Il fatto che ogni corpo politico sia governato da ristrette minoranze organizzate costituisce il punto di partenza per una critica radicale alle tradizionali classificazioni delle forme di governo. Le principali classificazioni tradizionali, quella di matrice aristotelica (monarchia, aristocrazia, democrazia) e quella elaborata di Montesquieu (monarchia, repubblica, dispotismo), vengono a cadere sotto le critiche di Mosca. Le classiche forme di governo non sono semplicemente il risultato di classificazioni false o mistificatorie ma rappresentano la maschera legale dietro la quale si cela il fatto che un piccolo gruppo di persone esercita effettivamente il potere.

Mosca è consapevole del fatto non sia possibile esercitare il potere politico solo mediante metodi coercitivi ma siano necessarie forme di consenso da parte dei governati. Con la teoria della formula politica Mosca intende individuare quelli che a suo avviso sono i principi astratti che consentono ai governanti di giustificare il proprio potere, in accordo con le convinzioni più diffuse nella società. Le ‘formule politiche’ non costituiscono semplici mistificazioni, ma rispondono all’esigenza umana di giustificare la propria obbedienza richiamandosi a norme generali.

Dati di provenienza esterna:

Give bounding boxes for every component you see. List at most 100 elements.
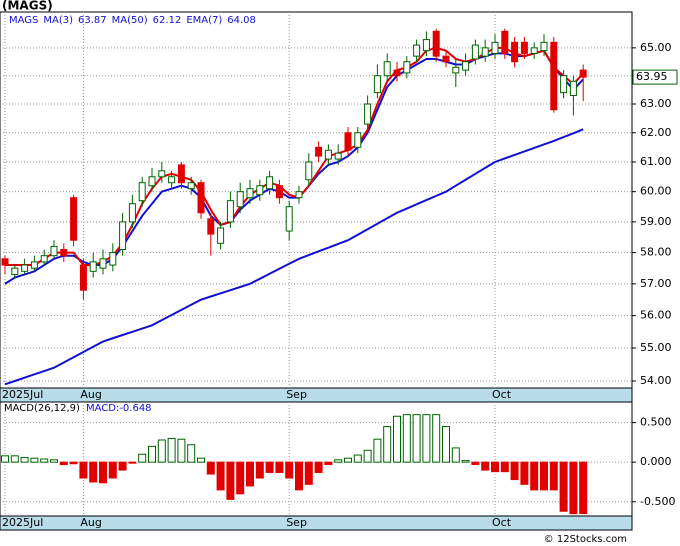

Mosca riconduce la molteplicità di formule politiche a due principi: uno soprannaturale e uno (apparentemente) razionale. Democrazia è per Mosca solo una delle formule politiche razionali con cui determinate élite giustificano il proprio potere. Il principio della sovranità popolare è contraddetto nei fatti dalla natura oligarchica di ogni governo.

Al di sopra delle molteplici formule politiche, per Mosca c’è sempre il potere di un’élite. Anche quando i ceti popolari credono di esercitare il potere sono sempre minoranze organizzate ad essere in gioco (partiti popolari o socialisti). Queste, lungi dall’essere promotrici di emancipazione, sono le effettive detentrici del potere. >>

LORENZO MESINI

(continua)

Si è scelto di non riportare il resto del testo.